To us hip and highly sensitive horny types however, the doors at AMC are open at all possible and impossible hours. Some recent visitors from Portugal discovered the dimmer hours of operation.


They called at 10:00PM expecting to leave a message for a possible appointment the following day. Much to their pleasant surprise, Visintainer not only picked up the phone but invited them over on the spot. The demo presumably spun out well past midnight. Does this parlay the strange notion that passion and enthusiasm rule chez Bob's, rather than irration at being asked for a demo, courteous treatment, superior sound and low-key comfortable digs? That would be entirely by nefarious design. Mine as your scribe reporting on personal impressions, Bob's as his self-professed mission. He views himself as your musical priest/therapist, called upon to venture beyond the usual audio ranks per se into realms where music becomes a healing art - not only for those who make it, but more importantly, for those of us who simply listen to it!

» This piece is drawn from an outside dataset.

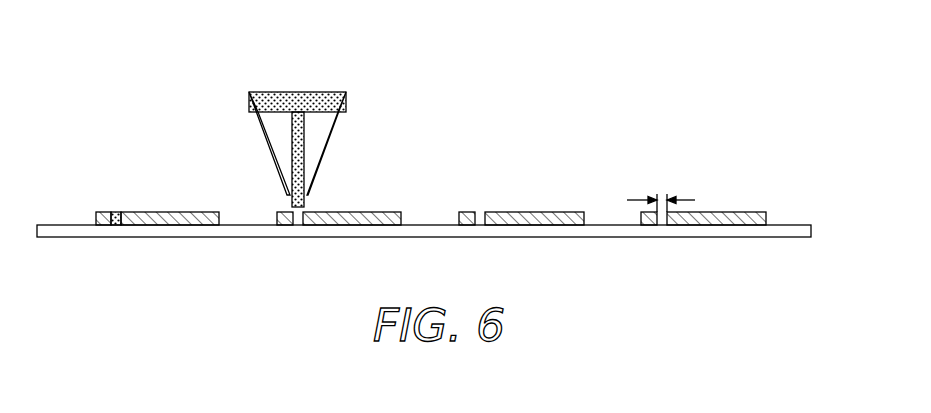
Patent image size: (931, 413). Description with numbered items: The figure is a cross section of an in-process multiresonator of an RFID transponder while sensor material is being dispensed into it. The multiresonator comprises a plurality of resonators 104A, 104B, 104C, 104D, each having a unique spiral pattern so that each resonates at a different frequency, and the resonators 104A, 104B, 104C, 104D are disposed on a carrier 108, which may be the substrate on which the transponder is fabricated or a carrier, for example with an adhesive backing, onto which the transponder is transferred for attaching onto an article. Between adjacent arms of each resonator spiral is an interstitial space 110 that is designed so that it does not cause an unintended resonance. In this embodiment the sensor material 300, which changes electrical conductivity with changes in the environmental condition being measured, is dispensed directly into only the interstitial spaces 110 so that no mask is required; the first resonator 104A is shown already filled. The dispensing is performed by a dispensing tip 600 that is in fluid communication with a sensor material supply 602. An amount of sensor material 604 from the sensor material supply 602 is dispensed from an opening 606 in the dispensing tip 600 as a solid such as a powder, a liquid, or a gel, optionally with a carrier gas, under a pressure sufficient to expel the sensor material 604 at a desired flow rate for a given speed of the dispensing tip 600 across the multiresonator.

Before we clip my li'l mike to Bob's T-shirt -- for an explanation why, in today's recessive economy and "High-End audio's dying" funeral mood, this high-ranking Intel manager would dedicate a high-rent Manhattan store to just hornspeakers and single-ended tube amps -- let's visit his shop and get a feel for its particular come-hither vibe.


< 24th Street just off Broadway
27 West >
24th Street is our destination
The ground-floor entry of the building.
Its inhabitants during work hours (which increases Manhattan's 1.5 Million resident head count to 3 Million).

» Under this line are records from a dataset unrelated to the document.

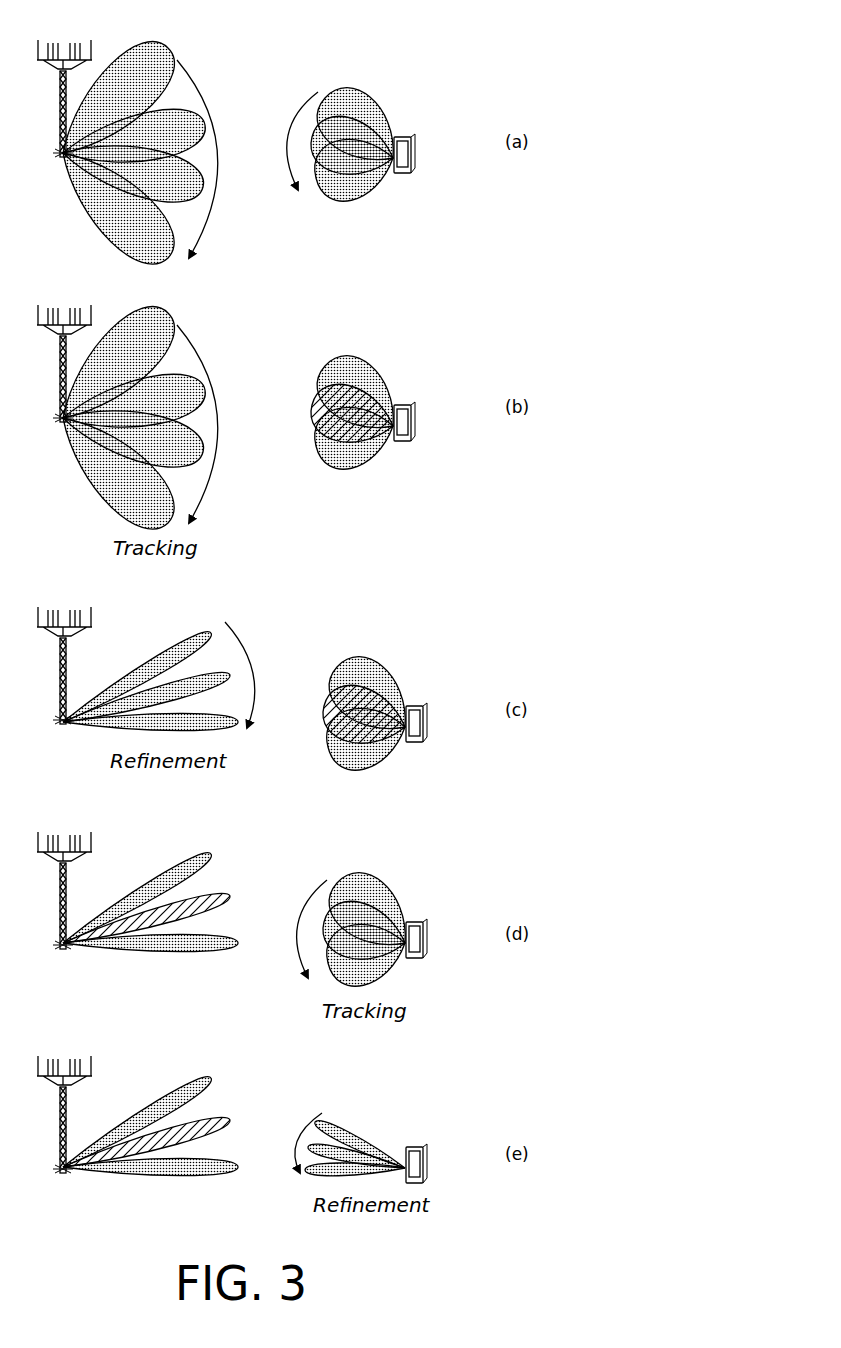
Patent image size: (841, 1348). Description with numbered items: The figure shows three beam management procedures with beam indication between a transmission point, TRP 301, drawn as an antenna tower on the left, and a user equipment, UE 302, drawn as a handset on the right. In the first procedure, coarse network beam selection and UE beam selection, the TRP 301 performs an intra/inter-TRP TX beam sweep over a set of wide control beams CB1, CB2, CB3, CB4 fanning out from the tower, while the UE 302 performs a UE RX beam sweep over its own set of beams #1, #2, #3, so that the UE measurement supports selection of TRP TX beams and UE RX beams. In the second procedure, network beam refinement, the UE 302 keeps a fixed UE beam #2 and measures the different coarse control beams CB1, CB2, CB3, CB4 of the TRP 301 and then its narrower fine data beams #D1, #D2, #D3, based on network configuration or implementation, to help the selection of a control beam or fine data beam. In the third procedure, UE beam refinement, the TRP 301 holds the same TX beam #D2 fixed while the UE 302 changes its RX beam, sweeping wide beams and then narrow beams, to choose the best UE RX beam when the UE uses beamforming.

The TRP 301 is at (67, 46).
The UE 302 is at (406, 137).
The control beam CB1 is at (118, 230).
The control beam CB2 is at (134, 268).
The control beam CB3 is at (133, 306).
The control beam CB4 is at (118, 341).
The UE RX beam 1 is at (361, 516).
The UE RX beam 2 is at (358, 537).
The UE RX beam 3 is at (360, 562).
The fine data beam D1 is at (138, 896).
The fine data beam D2 is at (146, 915).
The fine data beam D3 is at (150, 943).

First have O'Neill design your new house, then see Bob to outfit it with the proper music.
One more door and you'll be home - away from home, but home nonetheless if you love music.
Suite 502.
Viewing the main room from the door.
That gold-horned phonograph actually works. For a walk down memory lane (further emphasized by photographs of Marilyn Monroe, Elvis Presley and other past stars), Bob cued up the occasional record on it. Boy have we come a long way since!

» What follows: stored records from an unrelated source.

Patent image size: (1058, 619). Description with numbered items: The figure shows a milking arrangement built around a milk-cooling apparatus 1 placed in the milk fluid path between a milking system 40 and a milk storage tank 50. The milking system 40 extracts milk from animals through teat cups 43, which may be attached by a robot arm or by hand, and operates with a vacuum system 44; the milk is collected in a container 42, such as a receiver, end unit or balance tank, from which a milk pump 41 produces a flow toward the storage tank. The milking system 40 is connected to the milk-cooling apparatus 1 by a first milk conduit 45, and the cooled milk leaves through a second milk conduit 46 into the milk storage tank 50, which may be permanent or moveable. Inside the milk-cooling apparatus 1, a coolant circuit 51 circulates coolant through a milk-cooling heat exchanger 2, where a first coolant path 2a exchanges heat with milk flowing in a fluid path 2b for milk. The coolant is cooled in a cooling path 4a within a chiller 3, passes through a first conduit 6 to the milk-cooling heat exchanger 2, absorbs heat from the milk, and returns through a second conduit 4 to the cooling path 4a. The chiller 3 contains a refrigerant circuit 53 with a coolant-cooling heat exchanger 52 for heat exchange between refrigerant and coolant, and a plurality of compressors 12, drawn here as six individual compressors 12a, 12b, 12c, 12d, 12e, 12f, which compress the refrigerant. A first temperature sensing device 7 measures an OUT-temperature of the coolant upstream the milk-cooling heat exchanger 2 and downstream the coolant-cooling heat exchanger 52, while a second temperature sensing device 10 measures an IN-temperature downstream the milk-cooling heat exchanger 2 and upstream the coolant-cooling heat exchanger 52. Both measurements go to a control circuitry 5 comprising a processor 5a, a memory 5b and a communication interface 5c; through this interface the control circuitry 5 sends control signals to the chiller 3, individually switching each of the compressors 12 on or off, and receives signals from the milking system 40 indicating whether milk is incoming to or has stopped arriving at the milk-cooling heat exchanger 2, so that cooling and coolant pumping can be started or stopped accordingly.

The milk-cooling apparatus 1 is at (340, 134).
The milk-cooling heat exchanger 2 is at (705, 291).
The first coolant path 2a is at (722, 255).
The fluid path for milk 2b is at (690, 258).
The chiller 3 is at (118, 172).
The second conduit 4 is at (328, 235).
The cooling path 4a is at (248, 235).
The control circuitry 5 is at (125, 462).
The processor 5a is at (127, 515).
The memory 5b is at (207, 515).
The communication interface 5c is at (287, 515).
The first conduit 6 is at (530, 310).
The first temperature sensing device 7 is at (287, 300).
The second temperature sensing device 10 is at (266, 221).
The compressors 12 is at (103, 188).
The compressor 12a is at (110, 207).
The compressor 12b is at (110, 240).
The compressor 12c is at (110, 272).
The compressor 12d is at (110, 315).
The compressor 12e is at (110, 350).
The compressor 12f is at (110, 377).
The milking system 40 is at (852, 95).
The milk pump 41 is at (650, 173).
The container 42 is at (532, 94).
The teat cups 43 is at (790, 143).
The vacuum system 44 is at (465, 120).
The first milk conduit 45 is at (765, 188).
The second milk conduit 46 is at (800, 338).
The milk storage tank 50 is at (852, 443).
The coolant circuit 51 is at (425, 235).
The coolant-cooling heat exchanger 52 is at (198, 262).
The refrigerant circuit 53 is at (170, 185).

Blue DUOs against one of the short walls of the main room, casual curtains covering a hallway window in-between. Envision central SOLO and a screen there in the future when Bob brings the "and Cinema" half of his business name to bear.
Software. Without it, places such as these would be out of business. Bob's advice? Bring your own, too!
Amp row - Viva and AUDIOPAX with Audio Aero Capitole 24/196 32-bit tubed CD player.
From Brazil to Italy, automotive lacquers and tubes galore.
Matthias Ruff & Eduardo de Lima congregate around Marilyn. Explains Eduardo that he has found a way to reduce impertinence in humans by biasing their self image in pure Class A. Good for those chilly NY eves, too.
"You're spinning my head", warns Matthias whose multi-tasking left brain is beginning to emit loudly cackling bright white light.
With Matthias' head blown, the wall clears up for an uncongested view of the main room's long wall. Circularly arrayed TRIO CLASSICOs to right.
With the center dividers opened, a look at the far short-wall system of TRIO CLASSICO, with the SOLOs facing the
DUO system on the opposing short wall
.
With the center dividers closed, the main room is separated into two halves, giving the SOLO system a rear wall. This can turn the DUO system into a 5.1 setup using these SOLOs as rears.